Before the odd thought could create another conundrum for her to ponder, she was distracted by a knock at the door. She crossed the room and opened the door, breathing a thankful sigh at the sight of her friend.
“Are you all right?”
She shut the door as DeeDee glided past, shedding her coat and tossing it into a chair before she turned to Shainna.
“I’m still trying to take in what’s happened.” Shainna confessed. “This is going to destroy Adam. Especially when he finds out what the press is reporting. I don’t even know where to find him, Dee!”
“Maybe that’s for the best.” DeeDee’s features showed visible concern.
Adam Walker was always a touchy subject between them, and the gentle censure in her friend’s voice made Shainna’s temper flare.

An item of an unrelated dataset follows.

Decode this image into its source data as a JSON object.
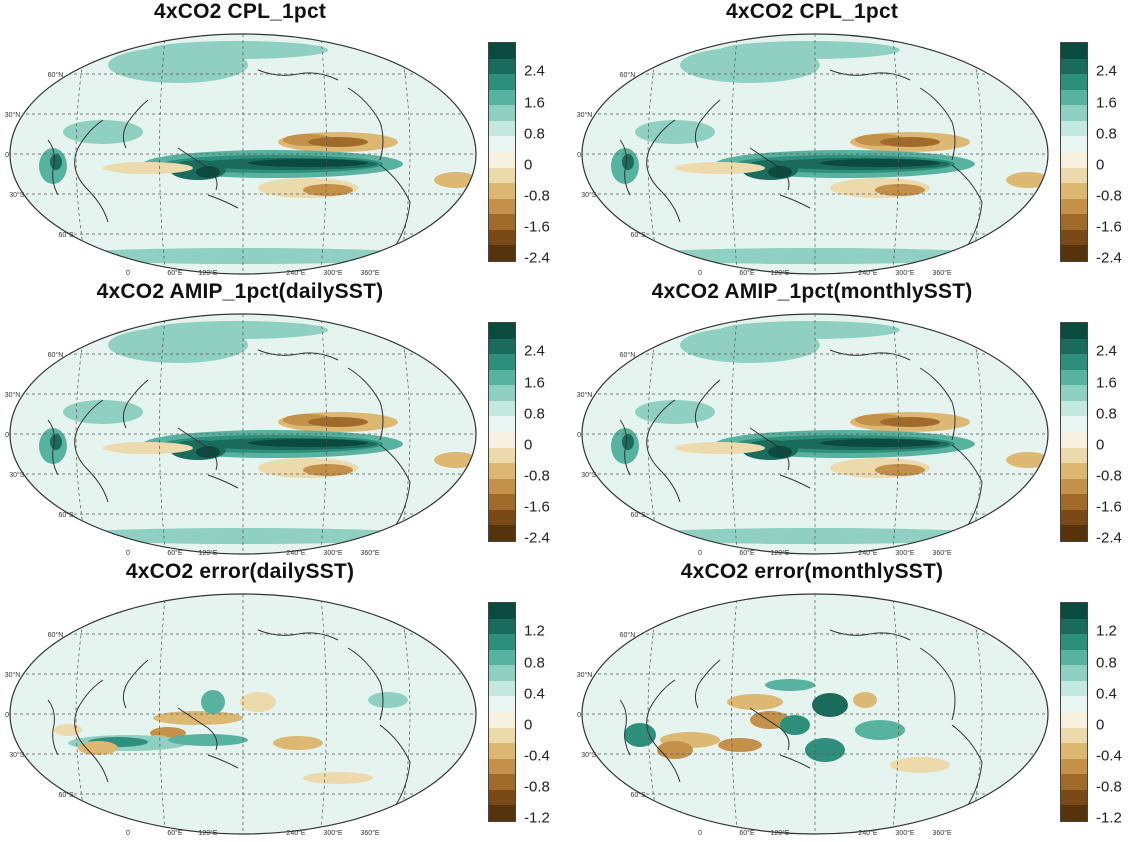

“Okay, Shain.” DeeDee held up her hands in a gesture of surrender before Shainna had time to snap. “Truce. Back off. What are you planning, anyway?”
“If I know Adam, he’s going to find who did this.” She paced, chewed her thumbnail, and tried to make her brain function past her fear for the man. Kiku was the world to Adam, and Shainna knew—via the Division grapevine—the two had been a solid couple for some time. Whether or not the rumors were based on truth wasn’t relevant to her heart. She’d tried not to resent Kiku for Adam’s lack of interest, but it hadn’t been easy when every part of her spirit and body cried for the man in ways she wished rather to never have experienced.
“And . . . .” She finally added. “He’s going to make them pay for what they did to her—in blood.”
“That sounds like Adam,” DeeDee agreed, her tone reflecting her dislike and her near contempt for the man they discussed.
“Why do you hate him so much?”
Startled, DeeDee didn’t answer for a moment, then she laughed. “I hate what he does to you. Adam himself means nothing to me. I know you’d walk through hell for him, and he wouldn’t have to ask you to do it. What would he do for you, Shain?”
“The same thing if I needed him.”
“You’re so certain of that. Why?”
“Because he’s Adam. Because what exists between us is a lot deeper than simply trusting another agent with your back.”
“What happened in Italy last year?” DeeDee asked. “You’ve never said much, but something changed between you and Adam on that mission.”
“Yeah, we took our last day and went sight-seeing like normal people. I got drunk and told him I loved him. We blamed the wine the next day, and pretended it never happened.”
“What did he say?”
“I love you, and because I love you, I would sooner have you hate me for telling you the truth than adore me for telling you lies.”
DeeDee’s frown of confusion made Shainna laugh. “It’s a quote we found earlier that day, a 15th century Italian poet called Pietro Aretino wrote it. Adam told me we were friends, there was no room for anything else between us.”
“But he’s always willing to ask you to risk your life for him!”
“It’s my job, Dee. And his!”
“Not this time. This time it’s personal, so you should stay out of it.”
“How am I supposed to do that? He’s going to need backup, and if I know Adam, he’s going to make it clear he wants me.”
“Doesn’t mean Michael will agree.” DeeDee reasoned. She’d been fidgeting and tidying up the apartment from the moment she’d started the conversation. Now, she stopped moving. “He does have some control over Adam.”
Shainna laughed at DeeDee’s careful words, barely recognizing the shrill, hysterical edge that turned the sound brittle. “No one controls Adam,” she said, barely above a whisper. “Michael knows that better than anyone.”
“So, what are you going to do?”
Shainna trembled. “Wait.” She returned to the window and stared into the night once again. “I’m going to wait for him. What else can I do?”